The International Finance Corporation, Social Investment Managers and Advisors, and other financiers have closed a $150 million green bond, planning to fund small and medium-sized rooftop solar enterprises in Africa.
The funding will supply short-term corporate and project financing for up to 10 years towards projects of less than 5 megawatts, with a focus on manufacturing, services, education, healthcare, and agri-processing. Overall, the bond intends to finance more than 220 MW of solar energy and solar storage projects that will reportedly avoid 4 million tons of emissions over the projects’ lifetimes.
“Although demand for solar solutions is growing rapidly, access to affordable financing is a major bottleneck for Africa’s smaller businesses,” said Sérgio Pimenta, regional vice president for Africa at IFC. “Solar projects still have higher capital costs than alternative polluting technologies, leading to continued heavy reliance on fossil-fuel backup generators.”
Investments include $45 million from the IFC and the Finland-IFC Blended Finance for Climate Program along with $9 million from Global Energy Alliance for People and Planet (GEAPP), representing the first investment under the organizations’ partnership to invest in distributed renewable energy projects, specifically in Africa.
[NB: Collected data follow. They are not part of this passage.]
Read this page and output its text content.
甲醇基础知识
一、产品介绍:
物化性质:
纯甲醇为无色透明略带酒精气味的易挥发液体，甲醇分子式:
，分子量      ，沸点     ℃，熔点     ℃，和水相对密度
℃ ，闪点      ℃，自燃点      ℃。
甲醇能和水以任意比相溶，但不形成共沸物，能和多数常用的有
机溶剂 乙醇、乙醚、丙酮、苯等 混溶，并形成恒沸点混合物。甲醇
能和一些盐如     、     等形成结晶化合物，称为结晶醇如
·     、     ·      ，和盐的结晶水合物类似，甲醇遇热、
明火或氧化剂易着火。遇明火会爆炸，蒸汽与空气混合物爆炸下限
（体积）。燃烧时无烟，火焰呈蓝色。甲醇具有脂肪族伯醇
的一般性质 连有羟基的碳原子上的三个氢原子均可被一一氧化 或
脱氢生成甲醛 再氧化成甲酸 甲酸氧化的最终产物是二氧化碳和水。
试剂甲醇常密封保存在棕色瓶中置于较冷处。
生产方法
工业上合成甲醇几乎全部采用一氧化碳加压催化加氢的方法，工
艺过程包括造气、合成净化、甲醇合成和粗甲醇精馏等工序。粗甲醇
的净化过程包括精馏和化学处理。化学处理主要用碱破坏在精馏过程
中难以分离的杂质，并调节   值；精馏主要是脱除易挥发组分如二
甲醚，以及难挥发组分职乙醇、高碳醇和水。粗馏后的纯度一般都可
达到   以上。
Additional investors include Shell Foundation, the U.S. Development Finance Corporation, the Schmidt Family Foundation, and several others.
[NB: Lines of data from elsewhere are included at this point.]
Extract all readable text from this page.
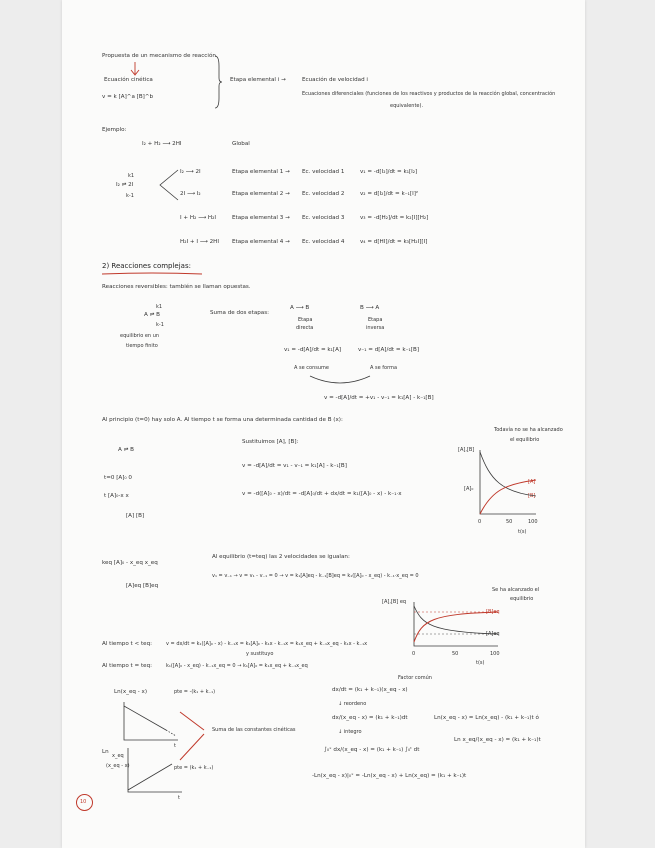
Propuesta de un mecanismo de reacción
Ecuación cinética
v = k [A]^a [B]^b
Etapa elemental i →	Ecuación de velocidad i
Ecuaciones diferenciales (funciones de los reactivos y productos de la reacción global, concentración
equivalente).
Ejemplo:
I₂ + H₂ ⟶ 2HI	Global
I₂ ⇌ 2I
k1
k-1
I₂ ⟶ 2I	Etapa elemental 1 → Ec. velocidad 1	v₁ = -d[I₂]/dt = k₁[I₂]
2I ⟶ I₂	Etapa elemental 2 → Ec. velocidad 2	v₂ = d[I₂]/dt = k₋₁[I]²
I + H₂ ⟶ H₂I	Etapa elemental 3 → Ec. velocidad 3	v₃ = -d[H₂]/dt = k₂[I][H₂]
H₂I + I ⟶ 2HI Etapa elemental 4 → Ec. velocidad 4	v₄ = d[HI]/dt = k₃[H₂I][I]
2) Reacciones complejas:
Reacciones reversibles: también se llaman opuestas.
A ⇌ B
k1
k-1
equilibrio en un
tiempo finito
Suma de dos etapas:
A ⟶ B
Etapa
directa
B ⟶ A
Etapa
inversa
v₁ = -d[A]/dt = k₁[A]
A se consume
v₋₁ = d[A]/dt = k₋₁[B]
A se forma
v = -d[A]/dt = +v₁ - v₋₁ = k₁[A] - k₋₁[B]
Al principio (t=0) hay solo A. Al tiempo t se forma una determinada cantidad de B (x):
A ⇌ B
t=0 [A]₀ 0
t [A]₀-x x
[A] [B]
Sustituimos [A], [B]:
v = -d[A]/dt = v₁ - v₋₁ = k₁[A] - k₋₁[B]
v = -d([A]₀ - x)/dt = -d[A]₀/dt + dx/dt = k₁([A]₀ - x) - k₋₁·x
Todavía no se ha alcanzado
el equilibrio
[A],[B]
[A]₀
[A]
[B]
0	50	100
t(s)
keq [A]₀ - x_eq x_eq
[A]eq [B]eq
Al equilibrio (t=teq) las 2 velocidades se igualan:
v₁ = v₋₁ → v = v₁ - v₋₁ = 0 → v = k₁[A]eq - k₋₁[B]eq = k₁([A]₀ - x_eq) - k₋₁·x_eq = 0
Se ha alcanzado el
equilibrio
[A],[B] eq
[B]eq
[A]eq
0	50	100
t(s)
Al tiempo t < teq:	v = dx/dt = k₁([A]₀ - x) - k₋₁x = k₁[A]₀ - k₁x - k₋₁x = k₁x_eq + k₋₁x_eq - k₁x - k₋₁x
y sustituyo
Al tiempo t = teq:	k₁([A]₀ - x_eq) - k₋₁x_eq = 0 → k₁[A]₀ = k₁x_eq + k₋₁x_eq
Factor común
Ln(x_eq - x)	pte = -(k₁ + k₋₁)
t
Suma de las constantes cinéticas
Ln
x_eq
(x_eq - x)	pte = (k₁ + k₋₁)
t
dx/dt = (k₁ + k₋₁)(x_eq - x)
↓ reordeno
dx/(x_eq - x) = (k₁ + k₋₁)dt
↓ integro
∫₀ˣ dx/(x_eq - x) = (k₁ + k₋₁) ∫₀ᵗ dt
-Ln(x_eq - x)|₀ˣ = -Ln(x_eq - x) + Ln(x_eq) = (k₁ + k₋₁)t
Ln(x_eq - x) = Ln(x_eq) - (k₁ + k₋₁)t ó
Ln x_eq/(x_eq - x) = (k₁ + k₋₁)t
10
Solar, Renewables May Provide Affordable Electricity Access in Africa
According to the investors, the new green bond is meant to contribute to a just energy transition for Africa. According to the International Monetary Fund, about half of sub-Saharan Africa’s population goes without electricity access. Further, those with electricity access tend to face much higher prices than the rest of the world and experience consistent power shortages.
As solar energy prices have fallen, solar power serves as a potential source of affordable electricity for Africa, especially since the continent experiences consistent, abundant sunshine.
However, high installation costs remain the main obstacle to expanding solar development in the region. Investment gaps are a persistent barrier for renewable energy companies in developing countries, especially smaller- to medium-sized businesses, so this new green bond is one example of what may be made possible with upfront investment.
“We are proud to partner with IFC and SIMA in the launch of this solar green bond that can help scale universal energy access and a just energy transition for Africa,” said Joseph Ng’ang’a, Interim CEO at GEAPP. “Through this partnership we are demonstrating the viability of such models and the critical need for cross-sector collaboration to help break down silos, pools resources, and encourage innovation.”